Scholars in the 20th and 21st centuries have reread the lead books as a Morisco cultural monument as much as a forgery: the last major literary production of a community that was about to be erased. The library of Alonso del Castillo's Arabic manuscript translations still exists, scattered across Spanish archives. Miguel de Luna's fictionalised history remained in print for two centuries. Both men understood that texts outlast administrations.

Visiting the Abbey of Sacromonte today

The physical legacy of the lead books is the Abadía del Sacromonte itself, which sits at the top of the Sacromonte hill on a road that continues east into the mountains.[2] Construction began under Archbishop Castro in the late 16th century and continued through the 17th. The building is severe Baroque, the stone the same warm ochre as the Alhambra across the valley.

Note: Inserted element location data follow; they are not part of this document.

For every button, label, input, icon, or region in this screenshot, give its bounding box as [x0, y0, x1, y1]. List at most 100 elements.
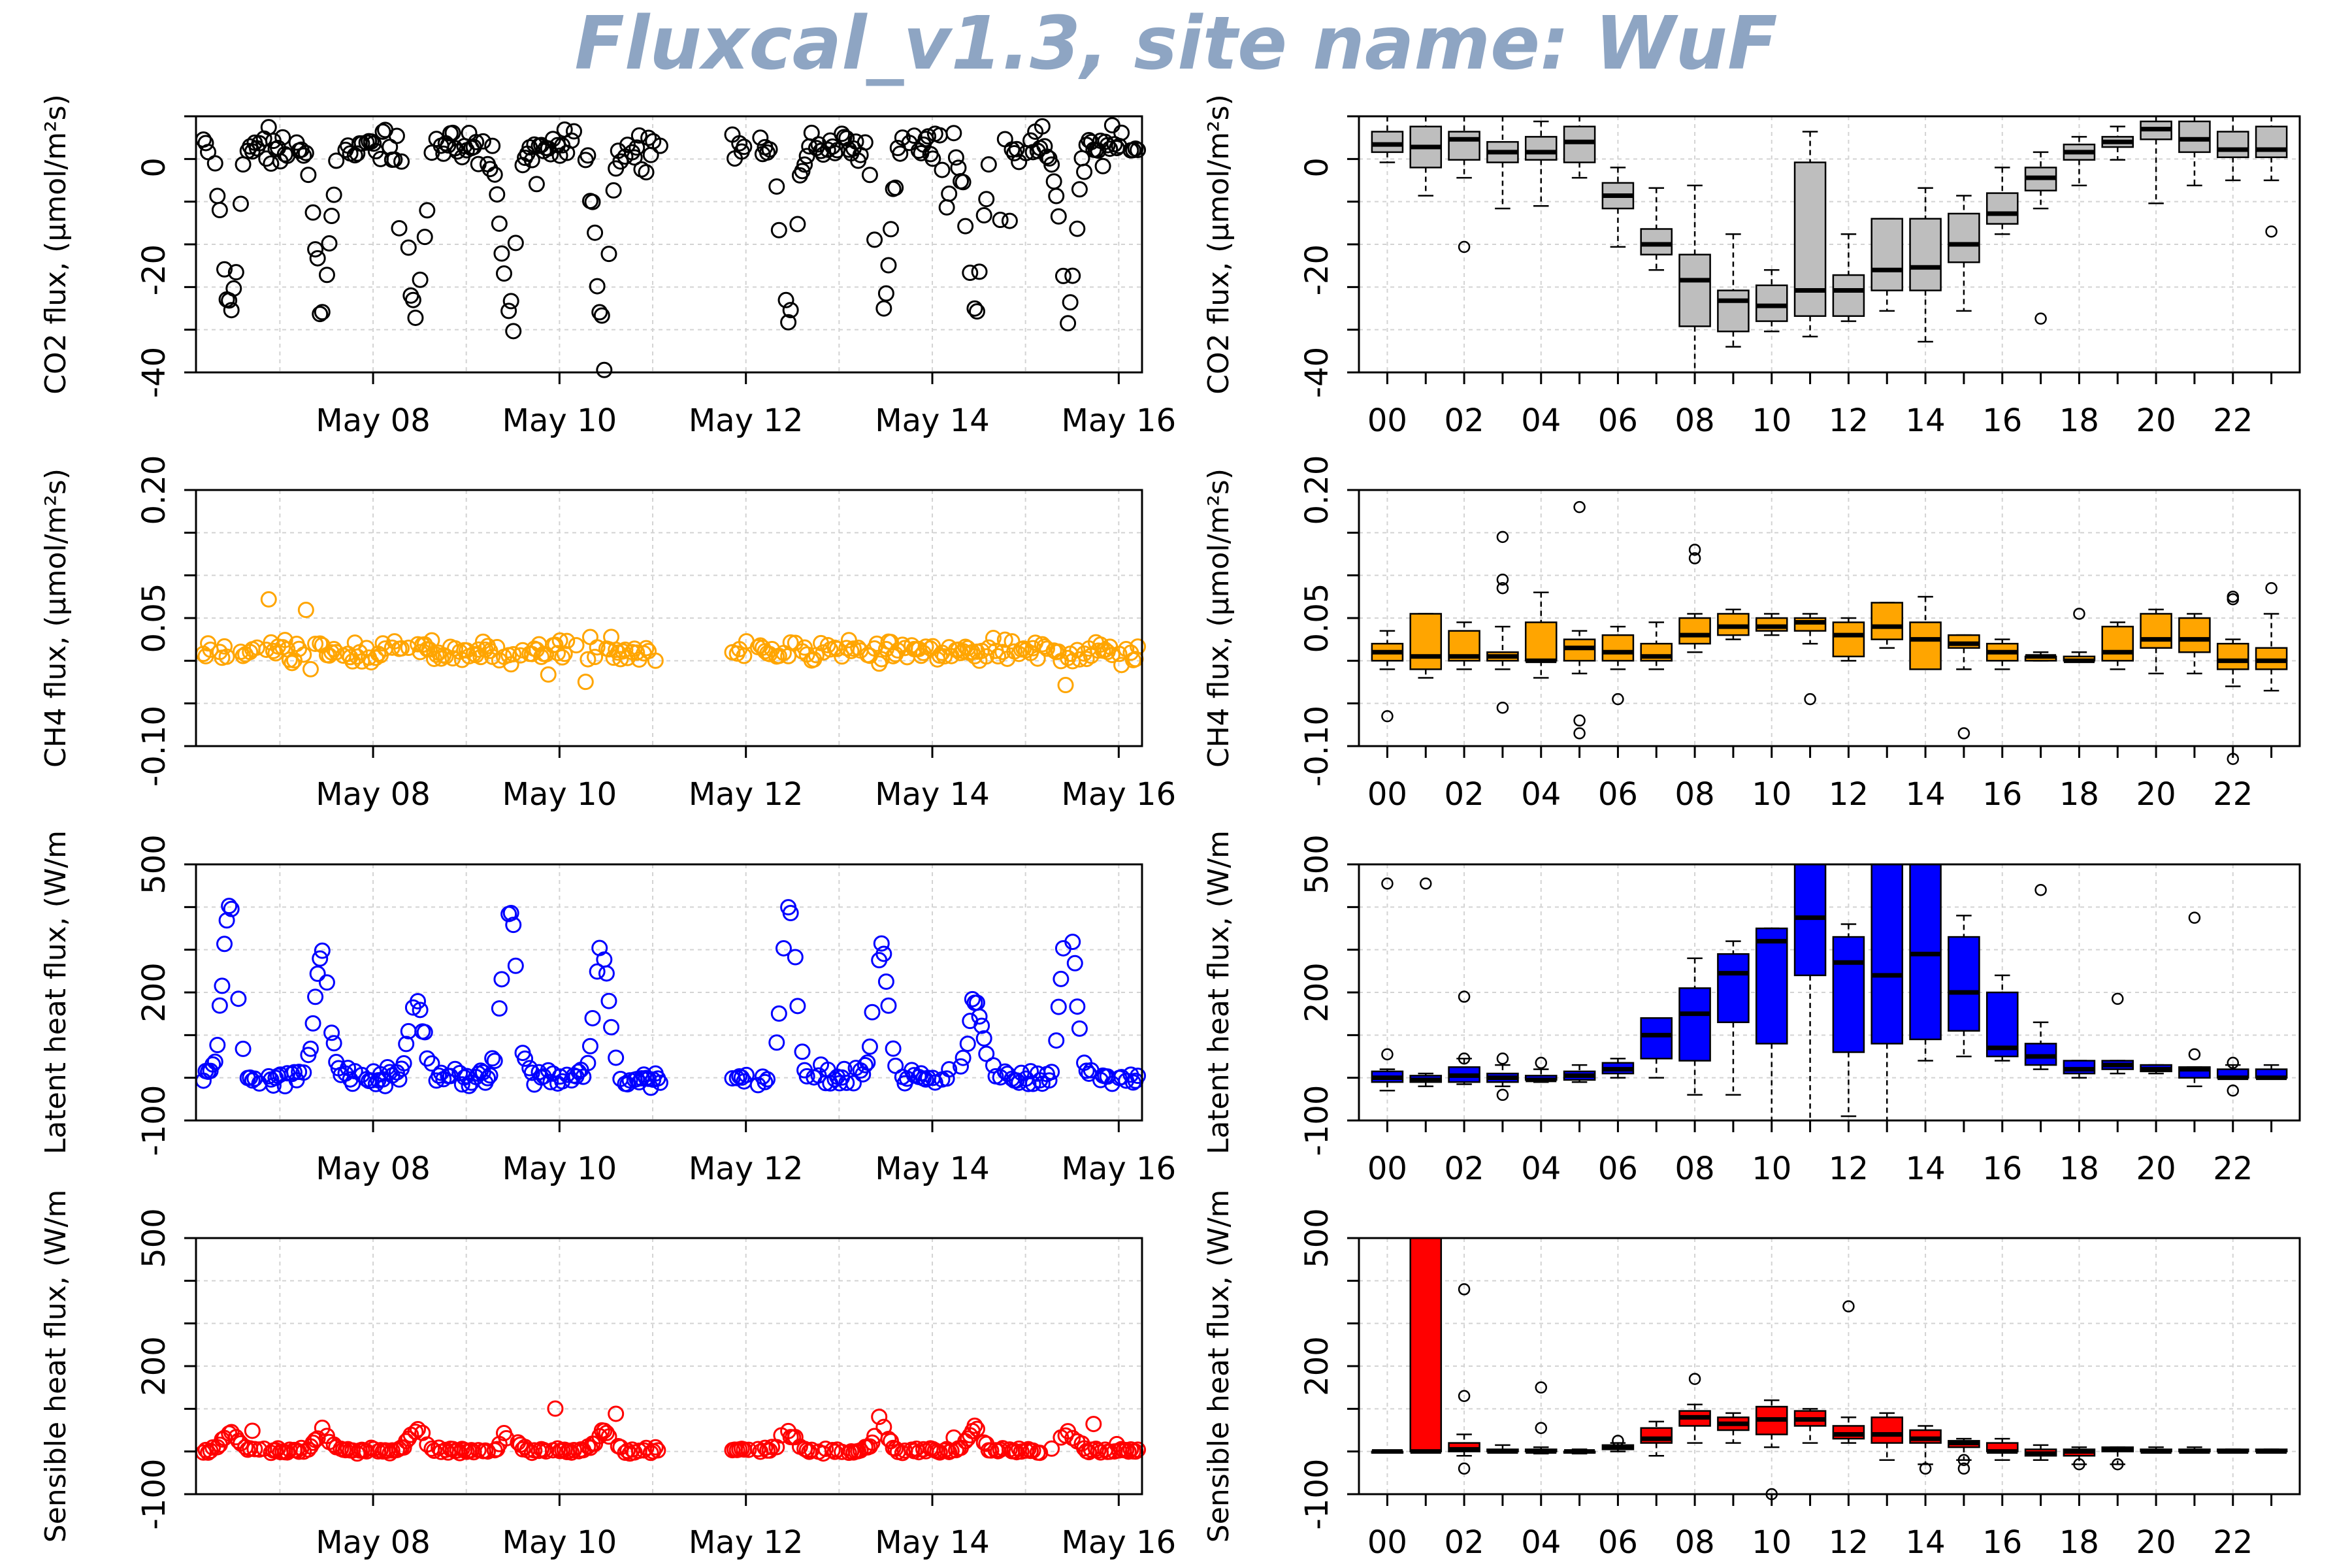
scatter-point — [647, 652, 664, 669]
scatter-point — [502, 293, 519, 310]
scatter-point — [505, 323, 522, 340]
scatter-point — [559, 1066, 576, 1083]
x-tick-label: 00 — [1367, 1151, 1407, 1187]
scatter-point — [757, 1073, 774, 1090]
scatter-point — [761, 141, 778, 158]
scatter-point — [1053, 970, 1070, 987]
y-axis-label: Sensible heat flux, (W/m — [39, 1190, 73, 1543]
x-tick-label: May 10 — [502, 1524, 617, 1561]
scatter-point — [736, 139, 753, 155]
box-outlier — [1458, 1390, 1471, 1402]
box-iqr — [1870, 863, 1904, 1045]
box-iqr — [1640, 1017, 1673, 1060]
x-tick-label: May 10 — [502, 1151, 617, 1187]
box-outlier — [2034, 312, 2047, 325]
scatter-point — [1029, 650, 1046, 667]
scatter-point — [1050, 998, 1067, 1015]
scatter-point — [873, 935, 890, 952]
scatter-point — [227, 264, 244, 281]
scatter-point — [1048, 188, 1065, 204]
scatter-point — [491, 1000, 508, 1017]
scatter-point — [195, 1072, 212, 1089]
scatter-point — [505, 917, 522, 934]
scatter-point — [934, 161, 951, 178]
scatter-point — [996, 131, 1013, 148]
scatter-point — [423, 1055, 440, 1072]
scatter-point — [507, 235, 524, 252]
scatter-point — [587, 648, 604, 665]
box-outlier — [1458, 1283, 1471, 1296]
scatter-point — [211, 201, 228, 218]
scatter-point — [861, 167, 878, 184]
x-tick-label: 20 — [2136, 402, 2176, 439]
scatter-point — [633, 1070, 650, 1086]
scatter-point — [638, 164, 655, 181]
box-iqr — [1948, 212, 1980, 263]
y-tick-label: -40 — [1299, 347, 1335, 398]
scatter-point — [957, 218, 974, 235]
scatter-point — [752, 129, 769, 146]
x-tick-label: May 12 — [689, 1524, 804, 1561]
scatter-point — [328, 152, 345, 169]
scatter-point — [600, 246, 617, 263]
x-tick-label: 12 — [1829, 776, 1869, 813]
scatter-point — [480, 1443, 497, 1460]
scatter-point — [502, 656, 519, 673]
scatter-point — [502, 905, 519, 922]
scatter-point — [484, 1050, 501, 1067]
scatter-point — [941, 1061, 958, 1078]
scatter-point — [920, 128, 937, 145]
scatter-point — [493, 971, 510, 988]
x-tick-label: 00 — [1367, 402, 1407, 439]
scatter-point — [391, 220, 408, 237]
scatter-point — [591, 304, 608, 321]
scatter-point — [223, 302, 240, 319]
scatter-point — [304, 1015, 321, 1032]
x-tick-label: May 16 — [1062, 1151, 1177, 1187]
scatter-point — [941, 185, 958, 202]
scatter-point — [589, 639, 606, 656]
scatter-point — [470, 641, 487, 658]
scatter-point — [584, 1009, 601, 1026]
x-tick-label: 08 — [1675, 776, 1715, 813]
box-outlier — [2265, 225, 2278, 238]
scatter-point — [295, 646, 312, 663]
scatter-point — [1032, 1445, 1049, 1462]
chart-le_box: -100 200 500 00 02 04 06 08 10 12 14 16 18 20 22 Latent… — [1202, 830, 2301, 1187]
x-tick-label: 04 — [1521, 1524, 1561, 1561]
scatter-point — [453, 1076, 470, 1093]
scatter-point — [861, 1038, 878, 1055]
scatter-point — [325, 1035, 342, 1052]
x-tick-label: 08 — [1675, 1151, 1715, 1187]
box-outlier — [1535, 1056, 1547, 1070]
scatter-point — [206, 155, 223, 172]
scatter-point — [877, 973, 894, 990]
box-outlier — [1381, 1048, 1394, 1060]
scatter-point — [629, 139, 645, 156]
scatter-point — [309, 250, 326, 267]
scatter-point — [297, 144, 314, 161]
y-axis-label: Latent heat flux, (W/m — [1202, 830, 1235, 1154]
x-tick-label: May 16 — [1062, 776, 1177, 813]
scatter-point — [885, 1040, 902, 1057]
scatter-point — [500, 302, 517, 319]
y-tick-label: 200 — [136, 1336, 172, 1396]
scatter-point — [393, 153, 410, 170]
scatter-point — [796, 639, 813, 656]
box-iqr — [1909, 218, 1942, 291]
scatter-point — [307, 988, 324, 1005]
x-tick-label: May 14 — [875, 1524, 990, 1561]
scatter-point — [563, 132, 580, 149]
scatter-point — [959, 1036, 976, 1053]
scatter-point — [968, 303, 985, 320]
figure-title: Fluxcal_v1.3, site name: WuF — [574, 1, 1778, 86]
x-tick-label: 02 — [1445, 1524, 1484, 1561]
scatter-point — [600, 1428, 617, 1445]
scatter-point — [314, 1419, 331, 1436]
scatter-point — [507, 957, 524, 974]
scatter-point — [312, 306, 329, 323]
scatter-point — [971, 263, 988, 280]
scatter-point — [845, 1075, 862, 1092]
scatter-point — [775, 939, 792, 956]
x-tick-label: 16 — [1982, 1151, 2022, 1187]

The abbey museum contains the returned lead tablets, displayed in cases with explanatory material covering the discovery, the Vatican investigation, and the modern scholarly consensus on their origin.[2] The tablets are small: circular lead leaves roughly the size of a hand. The inscriptions are dense, intricate, and clearly the work of someone who spent considerable time on the physical fabrication.
The Santas Cuevas beneath the abbey are the main draw for most visitors: the underground cave complex, cut into the Sacromonte conglomerate, with chapels and an altar built over the spot where the relics were found in 1595. Access is guided-only, included in the ticket price.
Practical details:[2]
  • Entry: €7 adults, €5 students (aged 13–25 with ID), free under 13
  • Opening hours: daily 10:00–13:00 and 15:00–17:00 in winter (28 October–31 March); 10:00–13:00 and 15:30–18:00 in summer (1 April–27 October)
  • Getting there: a 25-minute walk up the Camino del Sacromonte from the Albaicín, or bus lines 31/35 from the city centre
  • Time needed: allow 90 minutes for abbey, museum, and cave complex
The abbey terrace has one of the less-crowded views of the Alhambra in Granada. Come in the late afternoon when the light sits low on the Torres de la Vela and the Comares Tower turns the colour of old copper. Most visitors have left by then.